Futuro sem sacrifício – Governo e ONGs querem acabar com a eutanásia dos cavalos de corrida, que costumam sofrer com sequelas após a “aposentadoria”. Ideia é usá-los em atividades como equoterapia.

Outras notícias 

Investigação sobre Flávio alcança 37 imóveis – A investigação sobre o gabinete de Flávio Bolsonaro na Assembleia Legislativa do Rio (Alerj) atinge um total de 37 imóveis supostamente ligados ao senador do PSL, sua família, além da empresa Bolsontini Chocolates e Café. São 14 apartamentos e 23 salas comerciais em Copacabana, Botafogo, Barra da Tijuca e Jacarepaguá. O parlamentar afirma que não cometeu nenhum crime e se diz vítima de perseguição. No pedido de quebra de sigilo bancário e fiscal de Flávio e outras 94 pessoas e empresas, de 15 de abril, o Ministério Público afirmava já ter reunido informações de que ele investira R$ 9,4 milhões na aquisição de 19 imóveis. “As vendas declaradas entre 2010 e 2017 representariam uma lucratividade de R$ 3 milhões.” Em 21 de março, no entanto, relacionou os 37 imóveis em um pedido de informações a cartórios do Rio.

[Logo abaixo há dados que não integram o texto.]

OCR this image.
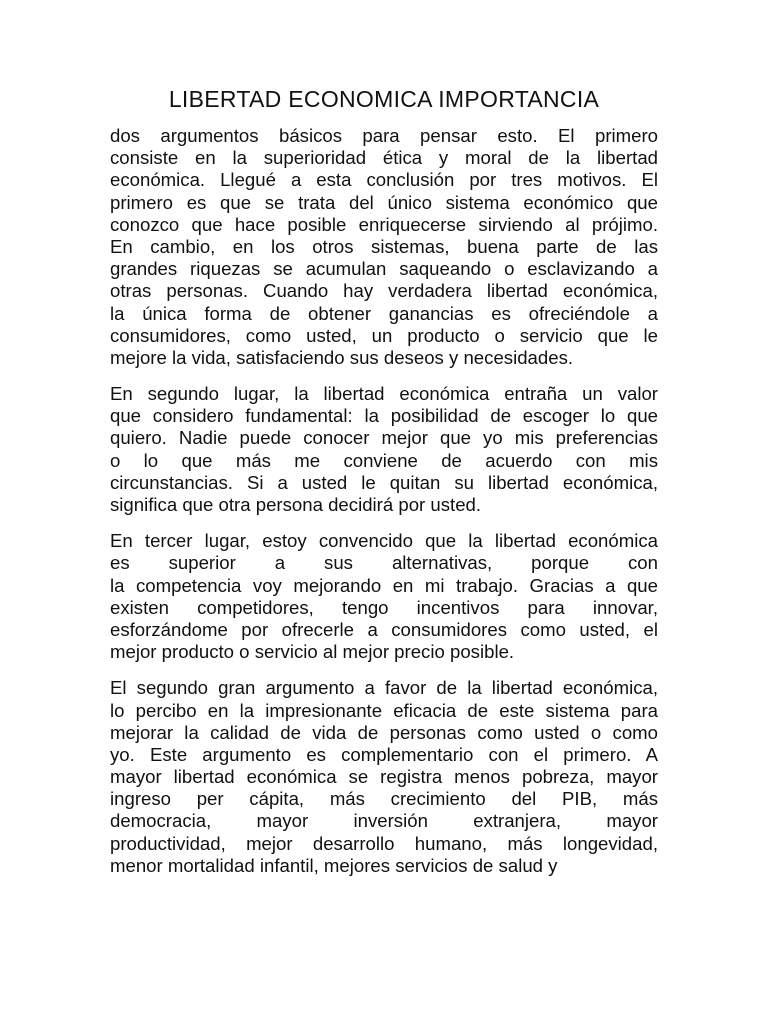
LIBERTAD ECONOMICA IMPORTANCIA

dos argumentos básicos para pensar esto. El primero
consiste en la superioridad ética y moral de la libertad
económica. Llegué a esta conclusión por tres motivos. El
primero es que se trata del único sistema económico que
conozco que hace posible enriquecerse sirviendo al prójimo.
En cambio, en los otros sistemas, buena parte de las
grandes riquezas se acumulan saqueando o esclavizando a
otras personas. Cuando hay verdadera libertad económica,
la única forma de obtener ganancias es ofreciéndole a
consumidores, como usted, un producto o servicio que le
mejore la vida, satisfaciendo sus deseos y necesidades.

En segundo lugar, la libertad económica entraña un valor
que considero fundamental: la posibilidad de escoger lo que
quiero. Nadie puede conocer mejor que yo mis preferencias
o lo que más me conviene de acuerdo con mis
circunstancias. Si a usted le quitan su libertad económica,
significa que otra persona decidirá por usted.

En tercer lugar, estoy convencido que la libertad económica
es superior a sus alternativas, porque con
la competencia voy mejorando en mi trabajo. Gracias a que
existen competidores, tengo incentivos para innovar,
esforzándome por ofrecerle a consumidores como usted, el
mejor producto o servicio al mejor precio posible.

El segundo gran argumento a favor de la libertad económica,
lo percibo en la impresionante eficacia de este sistema para
mejorar la calidad de vida de personas como usted o como
yo. Este argumento es complementario con el primero. A
mayor libertad económica se registra menos pobreza, mayor
ingreso per cápita, más crecimiento del PIB, más
democracia, mayor inversión extranjera, mayor
productividad, mejor desarrollo humano, más longevidad,
menor mortalidad infantil, mejores servicios de salud y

‘Bolsonaro arrisca demais e muito cedo’ – Ao adotar uma estratégia de “confronto” com menos de seis meses de mandato, o presidente Jair Bolsonaro está se “arriscando demais e muito cedo”. A análise é do cientista político e professor da FGV-Ebape Carlos Pereira. Segundo ele, o governo não tem outra saída porque prefere manter uma coalizão minoritária no Congresso em vez de negociar com os partidos. Ao Estado, Pereira afirmou que os atos marcados para este domingo, 26, a favor do governo têm duas faces: se forem bem-sucedidos, Bolsonaro acumula capital político. Por outro lado, se as manifestações se voltarem contra instituições democráticas, como o Congresso ou o Supremo Tribunal Federal, “o tiro vai sair pela culatra”.

Redução de ministérios tem baixo impacto no Orçamento – A preocupação do governo em garantir a redução no número de seus ministérios com a aprovação Medida Provisória 870 tem efeito prático muito mais político do que econômico. A estimativa do Ministério da Economia é de economizar R$ 20,5 milhões ao ano com a diminuição de 29 para 22 pastas feito pelo presidente Jair Bolsonaro. O valor representa menos de 0,01% dos R$ 316,7 bilhões em despesa de pessoal registrados no ano passado. A MP da reforma administrativa foi aprovada na semana passada pela Câmara, mas ainda precisa passar pelo Senado. A análise da medida precisa ser concluída até o dia 3 de junho, caso contrário ela perde a validade e o governo precisará retomar a configuração anterior da Esplanada, com 29 ministérios. Segundo os dados do Ministério da Economia, mesmo considerando o corte de 21 mil cargos, funções e gratificações feito após a diminuição do número de pastas, a economia não chega a 1%. A estimativa é gastar R$ 195 milhões ao ano, apenas 0,06% menos do que o gasto em 2018. A redução no número de ministérios foi uma promessa de campanha de Bolsonaro. A proposta inicial era mais ousada, de manter 15 pastas, o que não se cumpriu. A intenção, segundo o então candidato, era enxugar gastos, mas sem especificar o valor. O economista Gil Castello Branco, fundador da Associação Contas Abertas, afirmou que a expectativa com o impacto financeiro da medida já era baixa por causa do grande número de servidores concursados. Para ele, a principal vantagem da redução dos ministérios é a “racionalidade administrativa”, mas isso não resolve o déficit nas contas públicas.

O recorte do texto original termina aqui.